Hargur Jaggi (LL.M.’06): Climbing Higher

October 15, 2018

Hargur Jaggi (LL.M.'06), now a judge in India, teaches persons with disabilities to climb mountains in his spare time.

If perseverance was a law school class, Hargur Jaggi (LL.M.’06) could develop the syllabus.

This summer, he was appointed to his first judicial post, as an Additional District & Session Judge, in New Delhi, India. It’s no exaggeration to say that Jaggi climbed mountains — literal and figurative — to get there.

Hargur Jaggi (LL.M.'06)

Hargur Jaggi (LL.M.’06)

From a small town in Punjab, he showed determination early. As a teenager, it took Jaggi almost two years to learn to drive. Born with a fused left elbow and underdeveloped shoulder, operating a stick shift seemed beyond reach.

But Jaggi thought about his father, who had little formal education yet became a successful real estate developer. He told his children to have a goal and stay focused on it. For Jaggi, that meant not just driving, but going to college.

“They [his parents] always said that education is the only thing that will make you stand above,” said Jaggi.

His father wanted him to become an IAS, an esteemed India Administrative Services officer, but Jaggi yearned for more. A law elective during undergraduate studies in public administration and economics intrigued him, so he pursued law school next, graduating from the University of Delhi in 2003.
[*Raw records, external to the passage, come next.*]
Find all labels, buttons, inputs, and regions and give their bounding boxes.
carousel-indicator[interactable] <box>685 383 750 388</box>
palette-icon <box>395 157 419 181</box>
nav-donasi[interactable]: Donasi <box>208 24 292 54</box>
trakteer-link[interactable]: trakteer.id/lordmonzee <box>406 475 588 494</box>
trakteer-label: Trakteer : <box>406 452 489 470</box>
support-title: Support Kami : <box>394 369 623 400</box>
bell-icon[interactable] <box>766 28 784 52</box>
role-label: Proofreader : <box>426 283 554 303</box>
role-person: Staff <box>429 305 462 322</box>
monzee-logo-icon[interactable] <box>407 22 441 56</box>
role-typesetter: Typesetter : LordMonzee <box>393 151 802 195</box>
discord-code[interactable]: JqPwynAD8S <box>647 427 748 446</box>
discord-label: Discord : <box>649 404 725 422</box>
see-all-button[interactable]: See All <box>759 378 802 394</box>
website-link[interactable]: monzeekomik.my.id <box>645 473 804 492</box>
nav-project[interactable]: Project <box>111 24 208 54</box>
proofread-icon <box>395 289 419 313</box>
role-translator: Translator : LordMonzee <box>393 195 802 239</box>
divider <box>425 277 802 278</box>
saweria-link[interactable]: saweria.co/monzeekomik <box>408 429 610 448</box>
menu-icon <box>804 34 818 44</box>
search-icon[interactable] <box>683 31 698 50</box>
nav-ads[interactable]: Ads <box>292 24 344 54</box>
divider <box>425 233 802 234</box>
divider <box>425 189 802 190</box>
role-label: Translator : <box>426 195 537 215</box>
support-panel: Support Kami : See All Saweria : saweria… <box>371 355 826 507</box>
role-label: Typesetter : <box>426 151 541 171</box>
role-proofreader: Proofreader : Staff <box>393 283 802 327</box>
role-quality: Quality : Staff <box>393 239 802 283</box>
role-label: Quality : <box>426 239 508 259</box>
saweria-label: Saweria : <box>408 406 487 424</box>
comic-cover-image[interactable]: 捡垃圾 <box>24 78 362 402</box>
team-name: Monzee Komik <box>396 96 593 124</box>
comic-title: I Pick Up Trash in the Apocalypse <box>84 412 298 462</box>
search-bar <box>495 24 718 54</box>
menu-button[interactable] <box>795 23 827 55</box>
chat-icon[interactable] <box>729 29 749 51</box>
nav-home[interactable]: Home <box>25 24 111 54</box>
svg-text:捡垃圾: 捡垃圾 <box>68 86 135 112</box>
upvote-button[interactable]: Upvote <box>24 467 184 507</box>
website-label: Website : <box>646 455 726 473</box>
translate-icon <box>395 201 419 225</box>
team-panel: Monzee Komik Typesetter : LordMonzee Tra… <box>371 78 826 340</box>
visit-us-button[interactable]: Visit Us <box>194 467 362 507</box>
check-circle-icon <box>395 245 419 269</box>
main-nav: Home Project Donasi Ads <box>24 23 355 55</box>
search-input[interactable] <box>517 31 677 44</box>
Still, in deference to his father, he applied for the IAS, only to be mocked by an officer-in-charge.

“I said, ‘Please return my papers, I don’t want to become an IAS officer,’” recalled Jaggi, who is considered “differently abled” because of his arm. It wasn’t until 2006 that India’s Supreme Court ruled against discrimination in IAS hiring. That year, Jaggi earned an LL.M. in International Legal Studies at Georgetown Law.

Jaggi ultimately aspired to a judgeship, but Indian law requires that district judges be at least 35 years old with a minimum seven years’ practice as an advocate. So he went to work with several firms, specializing in international trade and litigation, and founded a firm in 2008 with a friend.

Meantime, a chance encounter during a business meeting with Brigadier D.K. Khullar, a legendary climber who ascended Mt. Everest in 1984, opened up unexpected possibilities.

“I asked, ‘How does it feel to be on top of the world?’” Jaggi said. He was startled by Khullar’s response. “He said, ‘Go and see it for yourself.’”

Drawing on the same determination he used to master driving, Jaggi tackled a climbing wall with his brother after two climbing schools rejected him. He persisted alone for three months before a group of climbers invited him to train with them.

Jaggi in Morocco in September 2014.

Jaggi in Morocco in September 2014.

The following year, Jaggi went on an expedition to an Alpine camp, where he summited an unnamed peak, the first in his group to reach the top. He had tears in his eyes when his teammates screamed, “Jaggi has done it!” he recalled of the 2012 trip. After that, he began to teach visually impaired and differently abled children to climb.

Cosmin Andron, a mountain guide and close friend, noticed Jaggi’s resilience and work ethic during a trip to the Indian Himalayas five years ago. Later, Andron was guiding a climber with disabilities and knew who would make the best partner for him.

“Again, I was privileged to notice Jaggi’s determination and grit,” said Andron.

Jaggi has since become the first differently abled appointee to the court under the Delhi Higher Judicial Services cadre.

“It’s a huge thing for the nation. India needs to bring people like me to the forefront,” said Jaggi, who considers his arm a distinguishing feature. “My mom said you are born to lead and you will always stand apart. Remember, that’s your strength.”